I understand your frustration with a bleak situation - and I personally am frustrated too - probably more so. But, that's not going to change the reality around us. We are not seeing 3,000 people die of emotional and economic damage - or of a deterioration in quality of life. You can come out of a depression and recover from the emotional toil. Death unfortunately is permanent.
We speak of the balance between economic freedom and public health - between lockdowns and jobs. Well, in the US, there hasn't been a true lockdown at any time in this pandemic. We had (and now have again) a few states taking matters in their own hands, but nationally it's been a free-for-all. We have been - so to speak - throwing bandages at a disease We are also quick to demonize anyone wanting to take a harder stance.
And there is nothing to show for it. This is the third wave - the largest yet. Nearly 3,000 daily deaths are at hand. The GDP and job numbers are in the toilet. Careers, as you note, are getting decimated. Politicians are fighting. And there is little hope until a mass vaccination - by when expect a few more industries to disappear and a few hundred thousand more graves to appear. Why is the simple truth lost on so many? You cannot have an economic recovery until this virus is gone. You want jobs? Show this virus the door first.

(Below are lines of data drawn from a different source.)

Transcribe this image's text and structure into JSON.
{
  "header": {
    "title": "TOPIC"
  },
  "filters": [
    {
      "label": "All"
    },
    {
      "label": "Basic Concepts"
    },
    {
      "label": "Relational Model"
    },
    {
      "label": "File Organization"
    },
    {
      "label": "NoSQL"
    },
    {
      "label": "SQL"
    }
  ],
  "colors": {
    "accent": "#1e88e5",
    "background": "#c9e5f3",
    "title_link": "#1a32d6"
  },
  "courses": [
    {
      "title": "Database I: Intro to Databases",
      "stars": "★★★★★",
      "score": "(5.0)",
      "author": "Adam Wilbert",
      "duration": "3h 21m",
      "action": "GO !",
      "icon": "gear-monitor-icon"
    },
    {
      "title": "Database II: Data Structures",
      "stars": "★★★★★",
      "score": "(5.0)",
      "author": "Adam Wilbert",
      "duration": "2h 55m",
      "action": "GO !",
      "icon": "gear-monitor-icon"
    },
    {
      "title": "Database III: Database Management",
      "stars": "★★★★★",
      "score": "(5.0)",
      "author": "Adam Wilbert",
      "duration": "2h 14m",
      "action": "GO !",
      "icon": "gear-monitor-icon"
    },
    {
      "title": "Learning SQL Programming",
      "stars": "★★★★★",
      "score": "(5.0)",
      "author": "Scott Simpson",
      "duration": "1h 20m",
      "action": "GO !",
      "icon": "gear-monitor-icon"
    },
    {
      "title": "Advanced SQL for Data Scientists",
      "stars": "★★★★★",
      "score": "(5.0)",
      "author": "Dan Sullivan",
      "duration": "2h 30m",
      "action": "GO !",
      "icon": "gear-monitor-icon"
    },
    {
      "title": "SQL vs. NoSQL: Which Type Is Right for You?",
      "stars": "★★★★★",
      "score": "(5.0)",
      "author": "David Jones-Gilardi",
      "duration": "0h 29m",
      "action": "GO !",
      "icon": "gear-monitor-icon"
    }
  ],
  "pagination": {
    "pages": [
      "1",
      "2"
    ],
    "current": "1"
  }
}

Messaging of hope is great. It hasn't worked so far this year, but maybe third time is the charm! The right approach - the only approach short of a mass vaccination - is to lock down everything for a month and pay everyone a check to stay at home. Do it nationally - with aggressive testing and contact tracing. While there is no evidence of a whilly whally, half-hearted containment path to recovery, there is plenty of evidence why a decisive approach works. You avert a public health crisis BECAUSE OF WHICH your economy gets a jump start. Here are three examples.
The epicenter:
https://www.nytimes.com/2020/10/18/business/china-economy-covid.html
Well, give me an eye roll - I know. How about South Korea?
https://foreignpolicy.com/2020/09/1...conomic-impact-recession-south-korea-success/
If you insist on 'G-7', check out Japan, which has less than 2,500 total COVID deaths to show to date.
https://www.bbc.com/news/business-54955484
To be clear, no one is out of the woods yet. The virus is still very much raging. What we do see is that if you are able to contain this virus, you begin to have your economic freedom back. These two problems are intertwined - you can't solve one without solving the other.